Acute Myelogenous Leukemia (AML) is an adult and pediatric disorder characterized by the abnormal differentiation and proliferation of hematopoietic stem cells. Mutations in the FMS-like tyrosine kinase 3 (FLT3), an important regulator of hematopoiesis, have been found in one-third of AML patients. Two major types of mutations include an internal tandem duplication (ITD) in the juxtamembrane domain of the receptor (23% of AML patients) and the other a point mutation on the aspartic acid 835 of the kinase domain of the receptor (8–12% of patients with AML). Adults and children with AML, particularly those with the ITD mutation have a poor clinical prognosis. Mutations in FLT3 lead to autophosphorylation and constitutive activation of downstream signaling pathways that affect proliferation, differentiation, and apoptosis. In these studies, the mechanism of action of a newly identified small molecule multi-targeted receptor tyrosine kinase inhibitor (RTKI), linifanib (ABT-869) was identified in Ba/F3 FLT3 ITD mutant cells. It was found that linifanib induces apoptosis and inhibits proliferation in ITD mutant cells in vitro at nanomolar concentrations.

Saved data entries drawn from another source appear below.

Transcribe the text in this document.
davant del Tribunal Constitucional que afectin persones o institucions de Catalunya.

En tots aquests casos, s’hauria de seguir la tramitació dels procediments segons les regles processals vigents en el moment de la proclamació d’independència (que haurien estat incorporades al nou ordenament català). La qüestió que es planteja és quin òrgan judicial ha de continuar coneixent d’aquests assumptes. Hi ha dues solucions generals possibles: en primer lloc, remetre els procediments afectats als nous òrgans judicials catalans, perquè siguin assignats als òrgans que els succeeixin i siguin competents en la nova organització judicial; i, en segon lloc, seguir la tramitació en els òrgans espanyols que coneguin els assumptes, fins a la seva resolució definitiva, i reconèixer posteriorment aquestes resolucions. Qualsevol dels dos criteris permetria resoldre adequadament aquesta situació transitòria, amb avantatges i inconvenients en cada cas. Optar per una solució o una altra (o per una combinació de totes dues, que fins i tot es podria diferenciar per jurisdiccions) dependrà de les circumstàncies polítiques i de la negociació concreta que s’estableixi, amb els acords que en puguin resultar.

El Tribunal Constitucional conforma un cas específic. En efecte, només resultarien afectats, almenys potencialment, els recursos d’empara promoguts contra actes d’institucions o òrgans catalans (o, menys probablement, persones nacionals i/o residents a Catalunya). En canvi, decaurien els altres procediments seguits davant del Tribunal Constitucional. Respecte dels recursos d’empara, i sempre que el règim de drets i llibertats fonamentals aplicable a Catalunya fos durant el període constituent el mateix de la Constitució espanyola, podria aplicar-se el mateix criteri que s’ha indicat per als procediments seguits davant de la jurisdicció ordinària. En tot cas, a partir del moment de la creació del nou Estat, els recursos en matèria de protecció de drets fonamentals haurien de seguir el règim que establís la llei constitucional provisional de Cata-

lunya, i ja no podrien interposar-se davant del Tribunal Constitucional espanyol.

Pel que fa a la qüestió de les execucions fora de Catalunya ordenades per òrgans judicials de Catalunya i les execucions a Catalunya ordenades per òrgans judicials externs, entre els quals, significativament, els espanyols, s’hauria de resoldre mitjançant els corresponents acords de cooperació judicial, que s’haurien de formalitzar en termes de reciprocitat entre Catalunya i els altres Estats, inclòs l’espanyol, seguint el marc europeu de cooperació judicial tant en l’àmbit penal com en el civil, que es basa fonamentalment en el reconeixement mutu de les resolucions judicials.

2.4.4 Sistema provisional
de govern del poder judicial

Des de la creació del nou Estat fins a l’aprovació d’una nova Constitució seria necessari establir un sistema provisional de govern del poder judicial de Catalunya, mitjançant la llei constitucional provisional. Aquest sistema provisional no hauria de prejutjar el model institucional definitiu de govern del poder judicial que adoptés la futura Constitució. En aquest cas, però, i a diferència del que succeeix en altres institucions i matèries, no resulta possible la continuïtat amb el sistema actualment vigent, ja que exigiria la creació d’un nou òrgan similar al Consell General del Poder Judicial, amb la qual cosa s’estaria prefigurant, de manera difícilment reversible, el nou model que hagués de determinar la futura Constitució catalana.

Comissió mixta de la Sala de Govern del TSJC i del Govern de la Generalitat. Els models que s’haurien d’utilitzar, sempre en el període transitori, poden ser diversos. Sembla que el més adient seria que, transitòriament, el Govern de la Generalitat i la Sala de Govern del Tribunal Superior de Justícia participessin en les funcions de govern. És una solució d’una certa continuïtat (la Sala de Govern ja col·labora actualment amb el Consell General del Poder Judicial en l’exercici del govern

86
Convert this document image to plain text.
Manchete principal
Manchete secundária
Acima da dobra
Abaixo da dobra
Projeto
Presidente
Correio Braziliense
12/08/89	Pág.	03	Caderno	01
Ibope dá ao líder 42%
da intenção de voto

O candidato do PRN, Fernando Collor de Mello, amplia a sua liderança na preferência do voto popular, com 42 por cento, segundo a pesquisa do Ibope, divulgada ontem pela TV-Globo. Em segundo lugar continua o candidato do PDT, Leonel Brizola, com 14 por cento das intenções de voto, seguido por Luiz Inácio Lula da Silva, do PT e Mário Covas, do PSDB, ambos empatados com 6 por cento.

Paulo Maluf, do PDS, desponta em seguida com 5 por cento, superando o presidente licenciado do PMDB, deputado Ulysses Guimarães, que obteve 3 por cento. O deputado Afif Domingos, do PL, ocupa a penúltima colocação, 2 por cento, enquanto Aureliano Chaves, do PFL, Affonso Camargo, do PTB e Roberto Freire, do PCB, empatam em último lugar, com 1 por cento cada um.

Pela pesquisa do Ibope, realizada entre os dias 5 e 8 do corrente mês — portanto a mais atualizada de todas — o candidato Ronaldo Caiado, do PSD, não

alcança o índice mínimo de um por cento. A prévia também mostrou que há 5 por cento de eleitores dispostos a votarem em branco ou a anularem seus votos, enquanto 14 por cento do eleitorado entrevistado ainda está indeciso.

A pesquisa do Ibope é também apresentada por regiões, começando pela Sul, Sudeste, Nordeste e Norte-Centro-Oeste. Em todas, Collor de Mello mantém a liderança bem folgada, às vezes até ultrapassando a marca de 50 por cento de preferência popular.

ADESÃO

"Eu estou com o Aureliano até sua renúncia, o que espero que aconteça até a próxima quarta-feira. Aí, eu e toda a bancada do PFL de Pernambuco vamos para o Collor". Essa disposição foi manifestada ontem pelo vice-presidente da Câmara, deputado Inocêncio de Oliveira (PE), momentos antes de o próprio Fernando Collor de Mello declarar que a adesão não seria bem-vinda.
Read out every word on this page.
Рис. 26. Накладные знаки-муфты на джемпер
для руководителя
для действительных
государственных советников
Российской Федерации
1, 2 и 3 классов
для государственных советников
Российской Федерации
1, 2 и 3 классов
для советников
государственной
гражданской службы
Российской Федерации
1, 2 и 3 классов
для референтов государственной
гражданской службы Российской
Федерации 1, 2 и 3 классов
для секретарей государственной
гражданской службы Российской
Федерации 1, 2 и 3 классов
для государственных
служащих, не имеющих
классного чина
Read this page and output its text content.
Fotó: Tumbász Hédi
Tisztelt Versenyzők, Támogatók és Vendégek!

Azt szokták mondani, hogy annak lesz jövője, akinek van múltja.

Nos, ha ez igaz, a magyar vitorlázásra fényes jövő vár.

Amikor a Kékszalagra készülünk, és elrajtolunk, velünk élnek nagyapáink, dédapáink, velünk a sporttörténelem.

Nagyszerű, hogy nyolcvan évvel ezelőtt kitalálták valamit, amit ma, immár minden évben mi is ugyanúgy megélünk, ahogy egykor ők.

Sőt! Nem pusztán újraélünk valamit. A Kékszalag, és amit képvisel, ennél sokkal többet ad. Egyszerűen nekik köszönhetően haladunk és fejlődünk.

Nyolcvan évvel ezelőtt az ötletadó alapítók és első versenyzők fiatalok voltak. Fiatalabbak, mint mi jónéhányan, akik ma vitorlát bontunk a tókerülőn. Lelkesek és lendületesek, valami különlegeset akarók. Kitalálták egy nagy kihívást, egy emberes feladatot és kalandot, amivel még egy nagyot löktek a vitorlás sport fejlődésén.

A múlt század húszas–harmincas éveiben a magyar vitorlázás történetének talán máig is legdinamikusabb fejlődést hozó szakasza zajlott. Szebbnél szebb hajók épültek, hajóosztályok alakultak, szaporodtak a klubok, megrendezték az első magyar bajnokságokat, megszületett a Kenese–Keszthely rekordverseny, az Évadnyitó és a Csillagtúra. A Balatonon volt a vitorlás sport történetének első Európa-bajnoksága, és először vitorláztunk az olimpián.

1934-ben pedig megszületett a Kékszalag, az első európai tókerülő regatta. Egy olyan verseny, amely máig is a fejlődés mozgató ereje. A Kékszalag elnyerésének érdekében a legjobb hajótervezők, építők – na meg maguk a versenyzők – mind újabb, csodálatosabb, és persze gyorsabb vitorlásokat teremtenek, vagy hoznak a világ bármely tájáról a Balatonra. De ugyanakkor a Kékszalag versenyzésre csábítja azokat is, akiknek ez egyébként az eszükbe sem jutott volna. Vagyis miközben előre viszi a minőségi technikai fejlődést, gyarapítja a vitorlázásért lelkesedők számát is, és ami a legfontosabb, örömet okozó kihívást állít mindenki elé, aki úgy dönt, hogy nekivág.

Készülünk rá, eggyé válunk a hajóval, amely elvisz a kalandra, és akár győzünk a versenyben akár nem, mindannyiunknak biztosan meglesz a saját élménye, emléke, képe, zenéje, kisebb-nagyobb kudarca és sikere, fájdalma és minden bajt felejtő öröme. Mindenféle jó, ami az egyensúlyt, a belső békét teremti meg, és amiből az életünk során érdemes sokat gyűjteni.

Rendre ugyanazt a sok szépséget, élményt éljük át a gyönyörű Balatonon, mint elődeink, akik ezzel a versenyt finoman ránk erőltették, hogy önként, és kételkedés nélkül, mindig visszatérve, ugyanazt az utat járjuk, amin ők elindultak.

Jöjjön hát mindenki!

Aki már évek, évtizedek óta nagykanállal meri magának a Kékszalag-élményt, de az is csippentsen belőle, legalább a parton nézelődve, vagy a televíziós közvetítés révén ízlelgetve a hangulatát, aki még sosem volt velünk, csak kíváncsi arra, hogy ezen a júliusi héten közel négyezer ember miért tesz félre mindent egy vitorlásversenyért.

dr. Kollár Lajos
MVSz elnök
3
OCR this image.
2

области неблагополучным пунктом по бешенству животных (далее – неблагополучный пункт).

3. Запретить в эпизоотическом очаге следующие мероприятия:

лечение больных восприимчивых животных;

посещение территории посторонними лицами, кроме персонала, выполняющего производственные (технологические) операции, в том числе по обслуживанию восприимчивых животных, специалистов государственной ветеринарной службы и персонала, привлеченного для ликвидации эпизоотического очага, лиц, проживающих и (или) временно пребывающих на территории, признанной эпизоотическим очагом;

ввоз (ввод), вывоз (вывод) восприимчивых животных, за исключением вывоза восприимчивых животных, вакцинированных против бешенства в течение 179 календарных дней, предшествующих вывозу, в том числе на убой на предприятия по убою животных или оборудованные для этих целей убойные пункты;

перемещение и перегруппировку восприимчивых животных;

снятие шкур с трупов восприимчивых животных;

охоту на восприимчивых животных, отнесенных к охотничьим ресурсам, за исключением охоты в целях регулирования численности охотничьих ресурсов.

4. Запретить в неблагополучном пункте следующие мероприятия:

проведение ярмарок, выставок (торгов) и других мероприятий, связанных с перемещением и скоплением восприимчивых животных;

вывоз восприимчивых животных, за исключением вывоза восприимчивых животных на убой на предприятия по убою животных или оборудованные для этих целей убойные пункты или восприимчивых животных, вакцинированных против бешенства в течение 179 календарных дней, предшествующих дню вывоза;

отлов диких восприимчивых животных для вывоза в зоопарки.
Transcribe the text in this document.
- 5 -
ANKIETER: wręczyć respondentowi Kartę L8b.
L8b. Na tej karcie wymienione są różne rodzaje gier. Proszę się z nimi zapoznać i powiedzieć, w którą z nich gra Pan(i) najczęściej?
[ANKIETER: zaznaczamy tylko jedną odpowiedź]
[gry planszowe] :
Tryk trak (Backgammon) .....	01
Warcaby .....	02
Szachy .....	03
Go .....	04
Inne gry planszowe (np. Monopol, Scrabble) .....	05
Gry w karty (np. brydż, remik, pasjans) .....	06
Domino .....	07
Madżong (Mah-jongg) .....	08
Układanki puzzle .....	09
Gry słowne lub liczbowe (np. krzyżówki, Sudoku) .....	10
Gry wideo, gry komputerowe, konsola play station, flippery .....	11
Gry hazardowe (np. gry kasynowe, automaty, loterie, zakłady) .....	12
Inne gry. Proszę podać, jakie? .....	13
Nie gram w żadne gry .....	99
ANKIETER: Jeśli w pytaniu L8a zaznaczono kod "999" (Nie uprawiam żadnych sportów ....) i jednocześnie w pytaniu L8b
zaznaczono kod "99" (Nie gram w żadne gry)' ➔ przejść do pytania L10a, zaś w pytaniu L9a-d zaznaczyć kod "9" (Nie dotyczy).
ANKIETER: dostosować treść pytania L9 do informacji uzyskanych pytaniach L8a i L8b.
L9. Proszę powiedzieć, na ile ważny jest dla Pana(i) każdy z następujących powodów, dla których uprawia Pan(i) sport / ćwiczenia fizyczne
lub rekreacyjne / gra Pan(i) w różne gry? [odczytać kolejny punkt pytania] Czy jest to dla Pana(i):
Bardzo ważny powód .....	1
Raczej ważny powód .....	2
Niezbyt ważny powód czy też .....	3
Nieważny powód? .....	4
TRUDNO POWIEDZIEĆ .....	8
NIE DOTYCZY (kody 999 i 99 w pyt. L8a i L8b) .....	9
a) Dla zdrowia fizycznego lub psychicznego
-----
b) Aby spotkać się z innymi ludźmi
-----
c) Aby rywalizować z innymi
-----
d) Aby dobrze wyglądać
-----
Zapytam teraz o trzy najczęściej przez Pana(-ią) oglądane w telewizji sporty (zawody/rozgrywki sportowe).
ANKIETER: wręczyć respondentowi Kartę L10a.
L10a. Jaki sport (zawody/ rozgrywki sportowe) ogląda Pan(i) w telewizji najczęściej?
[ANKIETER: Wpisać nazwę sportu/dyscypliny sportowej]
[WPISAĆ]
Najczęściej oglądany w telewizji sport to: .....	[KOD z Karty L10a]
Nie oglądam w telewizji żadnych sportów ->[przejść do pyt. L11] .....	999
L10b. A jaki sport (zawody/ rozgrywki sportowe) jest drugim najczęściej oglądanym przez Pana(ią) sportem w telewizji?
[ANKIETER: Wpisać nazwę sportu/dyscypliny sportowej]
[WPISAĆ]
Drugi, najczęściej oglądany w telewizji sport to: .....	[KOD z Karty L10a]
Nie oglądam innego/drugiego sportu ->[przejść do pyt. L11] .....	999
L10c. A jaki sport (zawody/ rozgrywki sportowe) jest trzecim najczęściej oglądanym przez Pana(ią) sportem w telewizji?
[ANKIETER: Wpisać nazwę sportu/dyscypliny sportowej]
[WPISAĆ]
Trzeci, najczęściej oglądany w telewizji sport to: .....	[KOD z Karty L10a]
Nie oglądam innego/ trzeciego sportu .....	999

In addition, it was determined that apoptosis occurring after treatment occurs rapidly within ITD mutant cells and through a mechanism involving signaling through the phosphoinositide-3-kinase (PI3K)/AKT pathway and Glycogen Synthase Kinase-3β. Additionally, in vitro combination studies revealed that combining linifanib with PI3K inhibitor, LY294002 antagonized linifanib-induced apoptotic and anti-proliferative effects, stressing the importance of this pathway at triggering linifanib-induced effects. In vivo, it was also determined that linifanib delays the progression of ITD mutant cell driven disease and prolongs life span in NOD/SCID treated mice. These preclinical studies suggest that linifanib is effective at inducing apoptosis and inhibiting proliferation through the PI3K pathway. These studies identify a new target, Glycogen Synthase Kinase-3β, to be used for treatment in AML. They also provide insight for the use of selected kinase inhibitors in combination with linifanib to yield better treatment strategies for patients with AML.